Please don't be influenced by foreign hedge fund managers who claim to be bullish on India. They just want to exploit our country, till it's dry.

  1. The driver of India’s economy is not IT, pharma or services. It also isn't gems, chemicals, automobiles or the various tech start-ups running on billions of dollars of investors' money. The driver of India's economy is infrastructure and real estate. All other sectors tag alongside this sector.
  2. The problem with this being the economy's driver is that not only is land limited, it comes at very great costs of environmental degradation, like air pollution, soil degradation, water tables drying up, entire species of flora and fauna going extinct etc. I can already feel the effects of climate change, with unusually cold winters, and heat in November. All these impact lives and livelihoods.
  3. India is a net exporter of capital. What this means is that year after year, more money flows out of India than comes in. This clearly explains why the rupee keeps sliding against the US dollar every year. It essentially means that to pay our debts, we’re ready to sell more of our minerals, fisheries, pharma and Info Tech for the same value of goods that we imported last year. A spiraling currency means that our debt is getting worse.
  4. Related to point 4, why don’t developed countries rely on real estate and infrastructure to grow their economies ? Because they export intellectual capital. The iPhone is designed in California, and most of it’s profits go to Apple regardless of the fact that many of it’s components are manufactured at slave camps in China, Taiwan, Vietnam etc. Most of Volkswagen’s and Toyota’s profits go to Germany and Japan respectively, even though they’re copy-pasted in India. These countries take their rent from the rest of the world, and that’s mainly why they’re wealthy.
  5. Coming back to real estate and infrastructure. India is essentially selling it’s family silver — it’s land, mines and rivers — to foreign investors, against a depreciating rupee to tide it’s debt. Sure, it’s GDP is rising at a very fast rate, but at the cost of selling one’s heirloom ? Is this growth even sustainable ? Due to environmental concerns in point 2, it is clearly not sustainable. One of the chief reasons of farmer suicides in India is the erratic rainfall due to climate change, depleting water tables and unpredictable temperatures.
  6. India is also witnessing jobless growth.
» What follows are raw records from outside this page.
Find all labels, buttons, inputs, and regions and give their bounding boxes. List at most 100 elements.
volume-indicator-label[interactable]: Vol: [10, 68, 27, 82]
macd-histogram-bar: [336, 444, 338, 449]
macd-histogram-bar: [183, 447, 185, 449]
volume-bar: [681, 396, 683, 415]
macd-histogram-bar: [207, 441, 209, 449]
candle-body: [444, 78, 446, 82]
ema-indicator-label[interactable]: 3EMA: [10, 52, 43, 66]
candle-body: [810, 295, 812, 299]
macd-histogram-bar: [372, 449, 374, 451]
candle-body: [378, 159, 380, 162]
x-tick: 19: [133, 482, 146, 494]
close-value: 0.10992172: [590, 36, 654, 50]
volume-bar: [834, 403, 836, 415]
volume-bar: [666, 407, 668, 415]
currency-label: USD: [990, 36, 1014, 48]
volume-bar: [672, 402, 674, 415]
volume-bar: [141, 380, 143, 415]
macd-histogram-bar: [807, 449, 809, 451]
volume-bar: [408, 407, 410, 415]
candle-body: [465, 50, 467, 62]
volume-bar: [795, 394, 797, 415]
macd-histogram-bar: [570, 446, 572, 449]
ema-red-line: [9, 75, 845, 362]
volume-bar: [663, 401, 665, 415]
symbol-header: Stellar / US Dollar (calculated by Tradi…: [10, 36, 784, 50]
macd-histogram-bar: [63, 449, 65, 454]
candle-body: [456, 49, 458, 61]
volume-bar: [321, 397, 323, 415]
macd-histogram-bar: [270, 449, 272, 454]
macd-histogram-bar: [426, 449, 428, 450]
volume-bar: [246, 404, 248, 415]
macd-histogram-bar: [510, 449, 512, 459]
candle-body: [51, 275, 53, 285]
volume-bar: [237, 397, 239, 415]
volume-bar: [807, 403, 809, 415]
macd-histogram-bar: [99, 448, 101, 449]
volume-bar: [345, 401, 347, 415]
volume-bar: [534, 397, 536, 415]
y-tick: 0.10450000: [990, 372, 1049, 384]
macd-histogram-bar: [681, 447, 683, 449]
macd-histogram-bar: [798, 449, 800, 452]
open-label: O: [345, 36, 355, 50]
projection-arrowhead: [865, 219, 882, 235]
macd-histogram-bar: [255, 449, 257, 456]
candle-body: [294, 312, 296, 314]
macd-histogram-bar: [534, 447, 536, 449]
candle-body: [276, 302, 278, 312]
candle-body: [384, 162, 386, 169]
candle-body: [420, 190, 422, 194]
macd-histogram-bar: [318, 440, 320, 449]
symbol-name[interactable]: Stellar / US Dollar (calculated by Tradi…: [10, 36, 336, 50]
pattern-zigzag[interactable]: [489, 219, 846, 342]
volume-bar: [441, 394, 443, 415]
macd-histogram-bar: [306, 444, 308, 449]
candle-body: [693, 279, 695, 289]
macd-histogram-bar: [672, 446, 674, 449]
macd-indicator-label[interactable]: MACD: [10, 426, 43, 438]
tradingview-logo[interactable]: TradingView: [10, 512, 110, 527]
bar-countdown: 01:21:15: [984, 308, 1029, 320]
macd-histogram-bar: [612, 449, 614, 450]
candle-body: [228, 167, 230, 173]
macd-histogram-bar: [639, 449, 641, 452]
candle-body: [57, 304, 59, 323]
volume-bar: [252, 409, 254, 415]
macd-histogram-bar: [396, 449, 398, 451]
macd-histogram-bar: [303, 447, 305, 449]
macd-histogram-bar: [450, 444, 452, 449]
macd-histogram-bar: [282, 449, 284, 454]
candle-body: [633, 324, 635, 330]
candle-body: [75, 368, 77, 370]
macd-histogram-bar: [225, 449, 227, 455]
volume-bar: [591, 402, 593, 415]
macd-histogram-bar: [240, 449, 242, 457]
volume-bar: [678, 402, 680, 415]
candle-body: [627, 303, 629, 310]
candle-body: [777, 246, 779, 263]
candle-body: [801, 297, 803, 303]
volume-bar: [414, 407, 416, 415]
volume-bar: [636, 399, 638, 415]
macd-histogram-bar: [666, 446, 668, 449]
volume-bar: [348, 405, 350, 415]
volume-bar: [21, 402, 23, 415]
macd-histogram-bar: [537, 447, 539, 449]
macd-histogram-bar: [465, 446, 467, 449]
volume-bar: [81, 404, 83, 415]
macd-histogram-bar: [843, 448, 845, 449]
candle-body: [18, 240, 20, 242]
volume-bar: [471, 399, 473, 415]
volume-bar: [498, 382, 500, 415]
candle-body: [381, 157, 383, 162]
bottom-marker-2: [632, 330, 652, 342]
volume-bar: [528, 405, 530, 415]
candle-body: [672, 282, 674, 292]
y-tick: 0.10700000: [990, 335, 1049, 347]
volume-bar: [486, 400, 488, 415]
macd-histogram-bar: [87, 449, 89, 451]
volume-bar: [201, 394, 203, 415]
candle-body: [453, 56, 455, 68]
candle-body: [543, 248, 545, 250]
Only the wheeler dealers of India’s scarce resources, like miners, telecom players, real estate firms etc. are making money. They’re crowding out the marginalized sections with their money power, and capturing scarce national resources. So, Gautam bhai was granted Chhattisgarh’s protected forests; presumably after ensuring that the local tribals are thrown out. He and his few shareholders makes billions, whereas the tribals, and you and I get nothing (not that I want anything; I’d rather let the forests be).
  7. Foreign money is crowding out people in the metros too. The billions pumped into real estate by NRIs and foreign investors helps the rupee keep afloat, but at the cost of locals being pushed out of city centres. A tiny pigeonhole of a flat costs at least Rs. 1 crore at central areas in some of the metros. We middle-class are paying the country’s debt you see !
  8. Forget wealth inequality, even income inequality is widening greatly in India. The above points exacerbate it. A time will come when tribals, villagers and middle-classes will have to resist and throw out this present oligarchy of foreign investors, crony capitalists and crooked politicians out.

That India’s economy has come this far by these means does not mean that it will continue like this forever. The rising roller-coaster will have to fall — and stop too.